Sunday, August 31, 2008

Prepaing to Dive

After many months of practice and just plain fun paddling around La Jolla and Pacific Beach I decided that it was time to prepare to dive from my kayak. I checked out a few websites dedicated to the sport of kayak diving. Here are a couple I found….KAYAK DIVING & FISHING, Surfing, Exploring, and Play! & kayak diving. No reason to completely reinvent the wheel. Might as well learn from the experiences of others. In fact, this is one of the purposes in creating this blog.

One of the first problems to address is what to do with your kayak while you are off of it diving. On the websites I visited there were a number of different solutions. First was actually towing the kayak with you as you dive. And the other is to anchor the kayak. I chose to go for anchoring the kayak. Here is why.

In San Diego, and most of California we have Macrocystis Kelp. If you are not familiar with this type of Kelp here is a brief (layman’s) description of the plant. The Kelp plant is attached to the bottom (or other solid structure) by means of a holdfast. This loosely resembles a root system of a tree growing in a mangrove. From the holdfast long strands of rubbery "vines" extend up through the water column to reach the surface and then lay across the surface. Depending on the density of the kelp bed there may or may not be channels of open water between the kelp plants.
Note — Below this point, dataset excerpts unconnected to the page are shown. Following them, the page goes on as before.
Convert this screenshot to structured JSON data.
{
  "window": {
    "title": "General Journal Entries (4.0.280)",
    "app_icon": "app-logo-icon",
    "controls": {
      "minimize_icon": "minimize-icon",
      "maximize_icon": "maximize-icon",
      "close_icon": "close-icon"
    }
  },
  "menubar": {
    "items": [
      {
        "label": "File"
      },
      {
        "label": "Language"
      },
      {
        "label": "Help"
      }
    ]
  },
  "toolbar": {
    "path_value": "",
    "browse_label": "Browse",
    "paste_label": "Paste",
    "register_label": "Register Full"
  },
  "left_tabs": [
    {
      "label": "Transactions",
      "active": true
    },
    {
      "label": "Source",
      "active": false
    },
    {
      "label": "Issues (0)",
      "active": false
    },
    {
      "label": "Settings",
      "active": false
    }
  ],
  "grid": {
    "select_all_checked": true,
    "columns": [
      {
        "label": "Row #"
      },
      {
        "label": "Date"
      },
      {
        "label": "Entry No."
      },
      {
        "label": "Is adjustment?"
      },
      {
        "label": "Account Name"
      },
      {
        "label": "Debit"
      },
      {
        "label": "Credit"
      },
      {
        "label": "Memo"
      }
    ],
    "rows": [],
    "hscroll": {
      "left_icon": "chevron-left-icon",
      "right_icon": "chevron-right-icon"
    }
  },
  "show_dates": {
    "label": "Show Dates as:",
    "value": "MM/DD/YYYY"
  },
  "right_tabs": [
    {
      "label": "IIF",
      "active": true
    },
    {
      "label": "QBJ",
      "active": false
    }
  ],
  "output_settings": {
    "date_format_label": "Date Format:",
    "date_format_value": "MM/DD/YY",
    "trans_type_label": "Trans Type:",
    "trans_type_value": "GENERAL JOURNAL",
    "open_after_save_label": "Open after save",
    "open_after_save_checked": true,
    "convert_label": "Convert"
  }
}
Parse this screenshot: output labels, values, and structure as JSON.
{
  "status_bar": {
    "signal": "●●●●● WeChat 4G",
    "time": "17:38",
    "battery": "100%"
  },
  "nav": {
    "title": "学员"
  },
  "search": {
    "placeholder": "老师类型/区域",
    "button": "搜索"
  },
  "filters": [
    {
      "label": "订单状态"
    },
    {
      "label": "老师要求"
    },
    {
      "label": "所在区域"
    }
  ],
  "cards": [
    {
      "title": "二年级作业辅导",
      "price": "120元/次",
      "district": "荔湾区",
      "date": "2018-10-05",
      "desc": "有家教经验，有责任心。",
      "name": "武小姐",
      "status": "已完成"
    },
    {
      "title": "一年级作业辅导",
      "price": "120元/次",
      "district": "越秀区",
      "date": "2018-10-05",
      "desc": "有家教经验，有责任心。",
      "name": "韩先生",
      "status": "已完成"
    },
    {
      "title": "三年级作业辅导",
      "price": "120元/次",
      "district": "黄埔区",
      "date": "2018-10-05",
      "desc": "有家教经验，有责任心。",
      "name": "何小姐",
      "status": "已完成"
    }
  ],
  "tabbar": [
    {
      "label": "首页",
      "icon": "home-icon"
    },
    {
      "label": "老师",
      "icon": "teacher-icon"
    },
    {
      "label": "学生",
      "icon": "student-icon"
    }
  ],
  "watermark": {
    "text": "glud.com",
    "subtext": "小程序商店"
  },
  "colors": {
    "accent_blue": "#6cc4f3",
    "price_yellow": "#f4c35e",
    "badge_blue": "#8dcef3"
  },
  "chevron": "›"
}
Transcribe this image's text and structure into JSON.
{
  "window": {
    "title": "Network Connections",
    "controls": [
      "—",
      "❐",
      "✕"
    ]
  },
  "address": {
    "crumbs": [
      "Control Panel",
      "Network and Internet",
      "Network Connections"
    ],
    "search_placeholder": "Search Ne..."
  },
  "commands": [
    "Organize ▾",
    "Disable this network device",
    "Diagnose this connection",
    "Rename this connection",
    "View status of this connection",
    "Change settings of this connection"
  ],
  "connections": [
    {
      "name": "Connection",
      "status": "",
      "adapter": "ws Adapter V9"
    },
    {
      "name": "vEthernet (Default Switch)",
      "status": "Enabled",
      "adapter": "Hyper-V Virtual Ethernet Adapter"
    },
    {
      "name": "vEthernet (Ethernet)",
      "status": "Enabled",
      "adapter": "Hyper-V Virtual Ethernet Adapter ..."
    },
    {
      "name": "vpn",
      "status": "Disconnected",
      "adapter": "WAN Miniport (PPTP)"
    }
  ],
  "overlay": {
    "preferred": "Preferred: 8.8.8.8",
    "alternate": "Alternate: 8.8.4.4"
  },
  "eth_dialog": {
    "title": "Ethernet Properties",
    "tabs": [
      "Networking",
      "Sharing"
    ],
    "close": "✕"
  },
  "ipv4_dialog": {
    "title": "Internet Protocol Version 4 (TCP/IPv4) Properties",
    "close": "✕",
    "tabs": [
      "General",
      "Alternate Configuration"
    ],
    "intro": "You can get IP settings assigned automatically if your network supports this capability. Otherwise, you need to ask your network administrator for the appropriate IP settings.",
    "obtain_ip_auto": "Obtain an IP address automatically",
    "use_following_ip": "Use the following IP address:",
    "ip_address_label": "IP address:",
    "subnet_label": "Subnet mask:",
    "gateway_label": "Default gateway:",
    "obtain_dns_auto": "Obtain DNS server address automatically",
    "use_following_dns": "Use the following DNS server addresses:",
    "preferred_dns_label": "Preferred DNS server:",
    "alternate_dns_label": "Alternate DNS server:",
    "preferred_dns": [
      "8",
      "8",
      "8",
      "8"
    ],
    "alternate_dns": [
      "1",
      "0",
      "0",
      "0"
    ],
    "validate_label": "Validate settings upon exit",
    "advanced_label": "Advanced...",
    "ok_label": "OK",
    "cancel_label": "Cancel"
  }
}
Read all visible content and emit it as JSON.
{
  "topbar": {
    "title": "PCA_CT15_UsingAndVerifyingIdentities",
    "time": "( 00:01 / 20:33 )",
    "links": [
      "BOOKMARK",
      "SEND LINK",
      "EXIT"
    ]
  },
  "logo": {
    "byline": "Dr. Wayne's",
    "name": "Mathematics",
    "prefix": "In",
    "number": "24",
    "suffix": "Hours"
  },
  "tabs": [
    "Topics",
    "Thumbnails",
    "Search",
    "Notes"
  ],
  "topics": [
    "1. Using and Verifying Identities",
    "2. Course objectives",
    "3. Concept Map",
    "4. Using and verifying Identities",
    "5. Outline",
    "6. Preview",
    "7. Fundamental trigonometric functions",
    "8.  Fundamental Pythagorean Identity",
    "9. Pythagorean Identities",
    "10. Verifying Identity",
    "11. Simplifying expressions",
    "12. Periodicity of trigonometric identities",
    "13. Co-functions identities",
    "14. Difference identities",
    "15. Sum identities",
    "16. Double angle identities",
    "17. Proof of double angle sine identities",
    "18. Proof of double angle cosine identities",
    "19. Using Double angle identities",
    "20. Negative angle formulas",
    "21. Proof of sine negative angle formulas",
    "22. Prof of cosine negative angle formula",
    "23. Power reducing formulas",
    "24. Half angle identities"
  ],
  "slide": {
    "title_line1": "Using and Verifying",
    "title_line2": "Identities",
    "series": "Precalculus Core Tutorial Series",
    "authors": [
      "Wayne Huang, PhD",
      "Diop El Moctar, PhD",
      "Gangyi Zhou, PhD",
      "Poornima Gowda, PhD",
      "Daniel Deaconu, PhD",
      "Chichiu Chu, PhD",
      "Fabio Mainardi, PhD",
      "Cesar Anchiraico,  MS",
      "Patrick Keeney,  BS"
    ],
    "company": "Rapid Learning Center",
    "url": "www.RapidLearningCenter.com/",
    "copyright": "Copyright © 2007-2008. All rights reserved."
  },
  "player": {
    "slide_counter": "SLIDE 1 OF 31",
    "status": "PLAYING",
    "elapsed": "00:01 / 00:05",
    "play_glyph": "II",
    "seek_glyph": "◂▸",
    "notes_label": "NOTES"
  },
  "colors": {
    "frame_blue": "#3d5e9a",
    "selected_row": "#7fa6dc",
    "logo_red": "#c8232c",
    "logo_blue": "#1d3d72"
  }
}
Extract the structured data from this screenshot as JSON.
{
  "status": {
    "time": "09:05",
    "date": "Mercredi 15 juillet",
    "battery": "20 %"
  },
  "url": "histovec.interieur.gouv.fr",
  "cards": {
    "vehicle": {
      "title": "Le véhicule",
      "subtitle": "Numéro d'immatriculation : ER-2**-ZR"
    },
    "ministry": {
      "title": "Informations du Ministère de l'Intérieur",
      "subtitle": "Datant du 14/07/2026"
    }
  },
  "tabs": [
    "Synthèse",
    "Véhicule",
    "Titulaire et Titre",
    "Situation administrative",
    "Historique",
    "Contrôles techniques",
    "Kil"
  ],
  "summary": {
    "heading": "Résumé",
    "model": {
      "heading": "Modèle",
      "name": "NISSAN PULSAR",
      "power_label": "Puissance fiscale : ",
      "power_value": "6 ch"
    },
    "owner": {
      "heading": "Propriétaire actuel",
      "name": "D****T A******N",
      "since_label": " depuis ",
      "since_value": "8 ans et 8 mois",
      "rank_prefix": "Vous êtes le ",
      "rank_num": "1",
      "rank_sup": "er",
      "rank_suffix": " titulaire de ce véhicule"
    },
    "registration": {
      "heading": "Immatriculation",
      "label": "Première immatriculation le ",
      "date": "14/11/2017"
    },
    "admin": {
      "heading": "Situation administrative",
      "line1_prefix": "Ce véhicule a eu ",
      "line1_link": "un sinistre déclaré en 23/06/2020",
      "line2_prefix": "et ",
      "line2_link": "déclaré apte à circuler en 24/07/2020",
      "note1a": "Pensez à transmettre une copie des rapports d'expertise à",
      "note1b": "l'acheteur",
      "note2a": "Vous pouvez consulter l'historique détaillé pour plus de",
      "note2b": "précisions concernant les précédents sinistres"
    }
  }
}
So, if you were to use the technique of towing your kayak while diving in Kelp this could lead to some very severe entanglement problems.

For the conditions most likely to be encountered in Southern California, I think anchoring is the best solution. At sites without kelp towing may be an option. However, doing this will restrict your freedom depending on how long you tow line is. Another option, which I have yet to explore, is to have a line and reel similar to what one might use while diving a wreck. This would have two benefits. You could tie it off to your anchor line and therefore make it easy to find your way back to your kayak. And it would also allow you to know if something was happening to your kayak on the surface while you are diving.

So I went to the local kayak shop and purchased myself an anchor. The sales person sold me an anchor with fold up blades. It weighs 3 lb. I also bought a dive flag, some wooden dowels and found some closed cell foam packing material. I attached the dive flag to the wooden dowel (4 feet) and glued on the closed cell foam. I put this in one of the scuppers to let people know that there is a diver below and that this is not a derelict vessel. After testing the flag set up I found that I must waterproof the wooden dowel or use plastic for the pole.

I took my kayak out in to Mission Bay to test the anchor. At the time there was a slight incoming tide and so a bit of a current to test the holding power of the anchor. There was little to no wind pushing against me while sitting in the kayak. The bottom of Mission Bay in this area is flat and muddy. There are no rocks or other features that the anchor can lodge in. I anchored next to a marker buoy so I could determine if I was drifting at all. Within a few minutes it was obvious that the anchor was not sufficiently holding me in place. This was frustrating. So now I had to figure out what I could do to solve this problem.

Being cheap (or frugal) I did not really want to purchase a new anchor. Besides, this one might work just fine in a rocky reef where there are bottom features it can hook onto. So what I did was to get one of my extra Zeagle™ weight pouches and a carabiner. I put a few soft weights in the pouch and shot it down the anchor line after the anchor. I tested this system in the ocean, with swells and currents and wind. It held me in place just fine, even with me sitting on the kayak and all the wind resistance that creates. And if I wish, I can swim to the anchor line and detach the weight pouch prior to surfacing. That way I avoid having to pull up a heavier anchor.

That problem solved now I wanted to practice loading my dive gear onto my kayak. I went to La Jolla Shores and brought my dive gear and kayak to the sand on the boat launch. Being by myself I had to leave the gear on the beach while I parked the car. That was a little nerve racking. But when I am really going to be diving I will have a buddy with me and one can stay with the equipment while the other parks the car.

I took the kayak loaded with all my dive gear and went paddling out. The dive gear does add quite a lot of weight and drag. Even though I am able to paddle my kayak from La Jolla to Pacific Beach and back I wonder how far I can paddle with a full load. I know I can do it from LJS to Scripp’s Canyon dive site, having done that many years ago. And I am in better shape now.

My Scrambler XL has a tank well in the rear for the tank BCD set up. My kayak has bungies going across the tank well. I did flip the kayak in the surf zone and found that they would hold. However, there is a chance that the bungy could come loose from the kayak and dump my gear. I think I will get some more secure straps. For my mask, fins and other peripheral dive gear I like to put it all in a goody bag and stow it up in the front equipment well. That way it is together and will not be floating away from me while driving out or coming back through the surf. I did notice one very significant benefit to having the dive gear in the kayak. When coming back through the surf I am tail-end heavy. This extra weight in the back makes it easier to get in through the surf to the beach without tripping the kayak.